Plötzlich Bienenretter!

Was für ein Wohltat für das neuentdeckte, persönliche grüne Klimaschützergewissen, wenn man endlich die Strecke, welche man locker laufen, mit dem Fahrrad oder mit öffentlichen Verkehrsmitteln hätte zurücklegen können nun mit einem umweltfreundlichen Elektroauto fahren kann.

Der Ökostromtarif im Haushalt stellt sicher, dass das grüne Gewissen bei grenzenloser Energieverschwendung unangetastet bleibt.

Und im Land der Bienenretter mischt man ganz vorne mit, wenn bei ALDI eine bienenfreundliche Staude erstanden und auf dem Balkon platziert wurde. Auch wenn man nicht so recht weiß, wie man diese pflegt und am Leben hält. Egal!

Ein paar Euro an einen modernen Ablasshändler wie Atmosfair überwiesen und schon ist die Karibikkreuzfahrt getilgt und in eine blütenweiße Öko-Weste gewandelt.

Als Schüler lässt man sich von Mama und Papa von Montag bis Donnerstag mit dem 290-PS-SUV in die Schule bringen und neuerdings am Freitag zum Streik fürs Klima. Greta Thunberg sei Dank!

So wie man früher die Helden, welche Ihr Leben fürs Vaterland hergaben in Kasernen und auf Schlachtfeldern fand, so findet man heute Tierschützer, Klimahelden, Bienenretter, Hambacher-Forst-Aktivisten und Superhelden unterschiedlichster Couleur in den sogenannten sozialen Netzwerken beim aktiven Kampf am 100 % veganen Bio-Smartphone und am Fairtrade-Tablet.

Zum Glück fürs reine Skifahrergewissen ist kaum bekannt, dass die Pisten trotz Naturschnees künstlich mit wasserfressenden Schneekanonen beschneit werden, weil der anspruchsvolle Wohlstandsskifahrer auf diese Weise qualitativ hochwertigere Pisten befahren kann und nur so für die nächste Saison zum Wiederkommen animiert werden kann. Pro Hektar beschneiter Piste sind 3.000 Kubikmeter Wasser erforderlich. Allein in Tirol werden etwa 5.400 Hektar Piste mit Kunstschnee bedeckt, was einen Wasserbedarf von rund 16 Millionen Kubikmeter bedeutet. Eine einzige Propellerkanone verbraucht während der Saison bei ca. 400 Betriebsstunden soviel Strom wie ein vierköpfiger Haushalt in ungefähr 1,5 Jahren.

Schade, dass sich bis heute noch kein Öko-Startup fand, welches Schneekanonen-Ablass-Zertifikate verkauft, um endlich auch den Skiurlaub mit ein paar Euro reinwaschen zu können. Oder anders: Man muss im Januar keine Erdbeeren essen und  auch nicht Skifahren, wenn es keinen Schnee gibt.

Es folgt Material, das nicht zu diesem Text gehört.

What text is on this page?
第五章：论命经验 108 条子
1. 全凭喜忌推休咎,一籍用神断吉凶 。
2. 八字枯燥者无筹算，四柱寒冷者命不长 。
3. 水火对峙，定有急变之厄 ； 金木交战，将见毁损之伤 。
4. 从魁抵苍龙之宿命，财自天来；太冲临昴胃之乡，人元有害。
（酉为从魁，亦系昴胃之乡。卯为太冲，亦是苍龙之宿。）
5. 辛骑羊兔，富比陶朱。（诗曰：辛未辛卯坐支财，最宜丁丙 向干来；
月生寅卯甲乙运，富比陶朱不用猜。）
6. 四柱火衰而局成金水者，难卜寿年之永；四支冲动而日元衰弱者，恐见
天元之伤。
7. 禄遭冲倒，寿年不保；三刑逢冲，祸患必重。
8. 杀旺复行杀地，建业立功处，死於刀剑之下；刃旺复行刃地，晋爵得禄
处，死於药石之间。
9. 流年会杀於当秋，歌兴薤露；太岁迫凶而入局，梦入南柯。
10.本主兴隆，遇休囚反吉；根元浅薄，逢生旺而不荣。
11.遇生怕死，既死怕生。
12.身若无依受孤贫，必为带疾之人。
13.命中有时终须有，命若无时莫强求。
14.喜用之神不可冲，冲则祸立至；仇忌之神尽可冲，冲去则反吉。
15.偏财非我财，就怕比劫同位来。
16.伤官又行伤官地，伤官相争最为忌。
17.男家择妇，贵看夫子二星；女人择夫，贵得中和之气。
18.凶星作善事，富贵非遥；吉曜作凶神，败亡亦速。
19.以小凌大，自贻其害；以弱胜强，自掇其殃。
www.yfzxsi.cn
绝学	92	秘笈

Das Mindeshaltbarkeitsdatum ist ein vorgeschriebenes Kennzeichnungselement und legitimiert unsere unglaubliche Lebensmittelverschwendung quasi per Gesetz. 55 Kilo hochwertige Lebensmittel entsorgt jeder Wohlstandsgermane pro Kopf und Jahr in die Mülltonne. 5000 Liter Wasser sind für die Herstellung eines Kilos Käse notwendig. 1600 Liter sind es bei einem Kilo Brot. Wen juckt das schon? War schließlich alles Bio.

Wenn wir nicht endlich begreifen, dass es den Pflanzen und Tieren und auch unserem Klima völlig egal ist, mit welchen Marketingtricks wir Menschen uns gegenseitig belügen, während unser Planet vor die Hunde geht, dann schaufeln wir uns im aufmerksamkeitsgeilen Selfie-Modus unser eigenes Grab. 

So wie es niemals umweltfreundliche Autos geben wird, so kann es keine umwelt- und klimaverträgliche Verschwendung geben. So einfach ist das!

Gier frisst nicht nur an den Börsen dieser Welt Hirn. Gier frisst vor allem unseren Lebensraum, beraubt uns der Luft zum atmen und zerstört gnaden- und ersatzlos unseren wunderbaren Planeten. Es ist allerhöchste Zeit für deutlich mehr Bescheidenheit. Es geht darum, nur das zu verbrauchen, was wir wirklich brauchen. Das ist nicht viel, kann aber so viel bewirken.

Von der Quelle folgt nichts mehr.